Я попросила у сестры-хозяйки таз, налила в таз теплой воды и тщательно, приподнимая странно легкую маму, обмыла ее. Я впервые видела пролежни – на спине, на ногах, на ягодицах; страшные, кровавые.
Предсмертные стигматы.
Я помазала пролежни мазью – мне всунули тюбик в руку. Я все делала вслепую, машинально. Видя – и не видя. Чувствуя – и не чувствуя.
Я разговаривала с мамой. Важно было говорить, говорить и говорить, говорить и что-то делать, не останавливаясь…
– Мамочка, вот я тебя помыла. Я помыла тебя так тепленько, хорошо и чистенько, ты теперь лежишь чистая, чистая, тебе хорошо. Тебя сегодня больше не будут колоть. У тебя все пальчики в синяках. Все локти и запястья. И кровь больше брать не будут. Ночку отдохнешь. А я с тобой посижу. Я никуда не уйду. Я тут, я с тобой. Ты ведь слышишь меня? Видишь ли меня? Милая, милая. Я тебя вижу и слышу. Ты со мной. Тебе ведь хорошо сейчас, правда? Правда? Правда?
Мне казалось, мама меня слышит.
Я шептала беззвучно, поправляла простынку. Ширма качалась и падала, я ее ловила.
Мама хрипела, будто пела.
Я взяла ее руку. Слезы не текли по щекам, они текли внутри и обжигали ком сердца в клетке костей. Я говорила с мамой, пока не устала.
Потом я стала молчать.
Сидела и молчала.
Палата становилась все горячее. Женские голоса вихрились рядом со мной: «Вы бы супчику… картошечки… вон, на подоконнике…» Супчик, картошечка.
Лицо мамы уже не отвечало ее клокочущему дыханию. Она дышала сама по себе, а лицо было само по себе.
Оно еще было. Еще – жило.
Время застыло во мне смолой. Сквозь вязкую смолу наружная жизнь билась, плыла, еще просвечивала. Дыхание уходило прочь с лица все ниже, внутрь мамы – в горло, в глотку, в грудь. Наконец оно поселилось в груди, а ноздри уже не раздувались.
Нет, еще шевелились.
И вдруг протянулись руки. Дрожащие исколотые пальцы начали вслепую собирать с простыни невидимых мошек и жучков. Вцеплялись в простыню и тянули, тянули ее на себя. А потом опять медленно, растерянно ощипывали простыню: искали, верили, надеялись.

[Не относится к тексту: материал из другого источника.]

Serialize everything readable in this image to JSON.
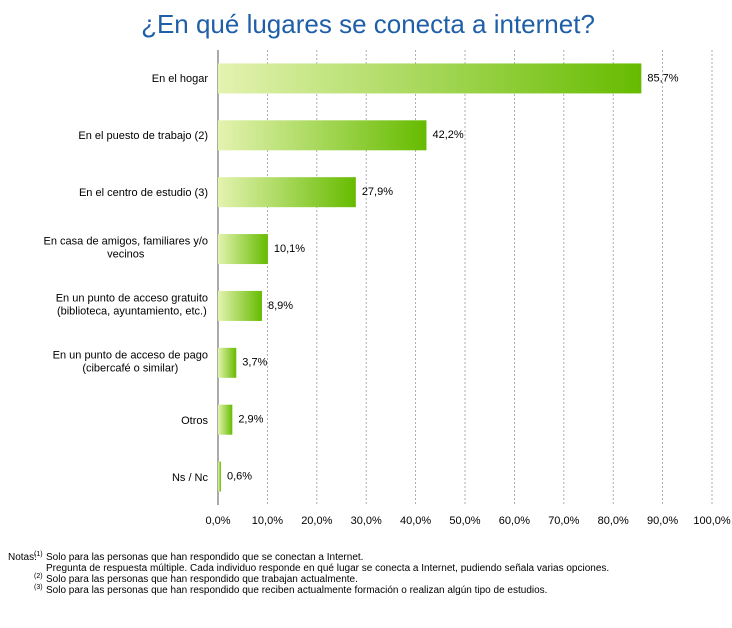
{
  "chart_data": {
    "type": "barh",
    "title": "¿En qué lugares se conecta a internet?",
    "categories": [
      "En el hogar",
      "En el puesto de trabajo (2)",
      "En el centro de estudio (3)",
      "En casa de amigos, familiares y/o\nvecinos",
      "En un punto de acceso gratuito\n(biblioteca, ayuntamiento, etc.)",
      "En un punto de acceso de pago\n(cibercafé o similar)",
      "Otros",
      "Ns / Nc"
    ],
    "values": [
      85.7,
      42.2,
      27.9,
      10.1,
      8.9,
      3.7,
      2.9,
      0.6
    ],
    "value_labels": [
      "85,7%",
      "42,2%",
      "27,9%",
      "10,1%",
      "8,9%",
      "3,7%",
      "2,9%",
      "0,6%"
    ],
    "gradient": [
      "#e4f3b0",
      "#66bb00"
    ],
    "xlim": [
      0,
      100
    ],
    "xticks": [
      {
        "value": 0,
        "label": "0,0%"
      },
      {
        "value": 10,
        "label": "10,0%"
      },
      {
        "value": 20,
        "label": "20,0%"
      },
      {
        "value": 30,
        "label": "30,0%"
      },
      {
        "value": 40,
        "label": "40,0%"
      },
      {
        "value": 50,
        "label": "50,0%"
      },
      {
        "value": 60,
        "label": "60,0%"
      },
      {
        "value": 70,
        "label": "70,0%"
      },
      {
        "value": 80,
        "label": "80,0%"
      },
      {
        "value": 90,
        "label": "90,0%"
      },
      {
        "value": 100,
        "label": "100,0%"
      }
    ],
    "grid": true,
    "notes_label": "Notas:",
    "notes": [
      {
        "marker": "(1)",
        "lines": [
          "Solo para las personas que han respondido que se conectan a Internet.",
          "Pregunta de respuesta múltiple. Cada individuo responde en qué lugar se conecta a Internet, pudiendo señala varias opciones."
        ]
      },
      {
        "marker": "(2)",
        "lines": [
          "Solo para las personas que han respondido que trabajan actualmente."
        ]
      },
      {
        "marker": "(3)",
        "lines": [
          "Solo para las personas que han respondido que reciben actualmente formación o realizan algún tipo de estudios."
        ]
      }
    ]
  }
}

Ширма закрывала ото всех, как мама обирается.
Я погладила ее по руке.
У нее были очень красивые руки. Длинные, тонкие, крепкие пальцы. Как у Тициановой «Кающейся Магдалины». Магдалина, Венера перед зеркалом, Даная, Саския. Краски ушли. Кисти ушли. Художник ушел. Все ушло. И женщины все ушли. Осталась только простынка и незримые мошки, ползущие по ней…

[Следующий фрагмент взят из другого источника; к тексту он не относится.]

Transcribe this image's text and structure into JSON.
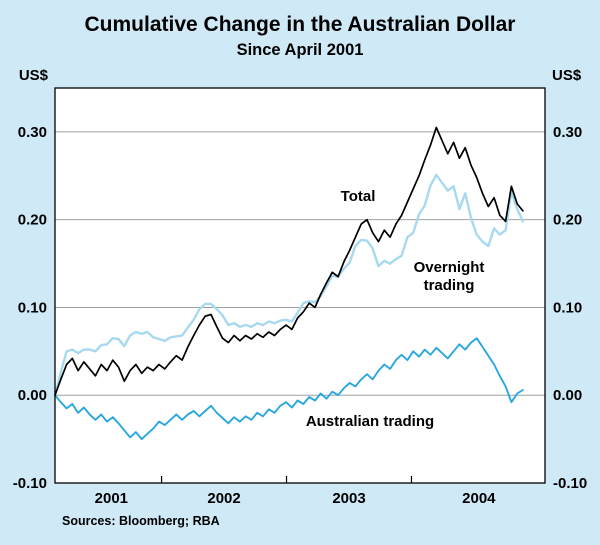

Больничный стул с деревянной спинкой плыл, и я медленно плыла на нем, как в лодке-долбленке. Дверь в палату скрипнула и отошла.
Вошел муж. Он не видел меня за ширмой.
– Женщины, – услышала я его голос, – добрый вечер! А моей жены нет здесь?
Он шагнул за ширму и успел подхватить меня на руки.
Я задыхалась, а сердце рвало ребра.
Оно хотело выскочить из клетки и улететь.
Когда мы уже приехали домой, мужу позвонили.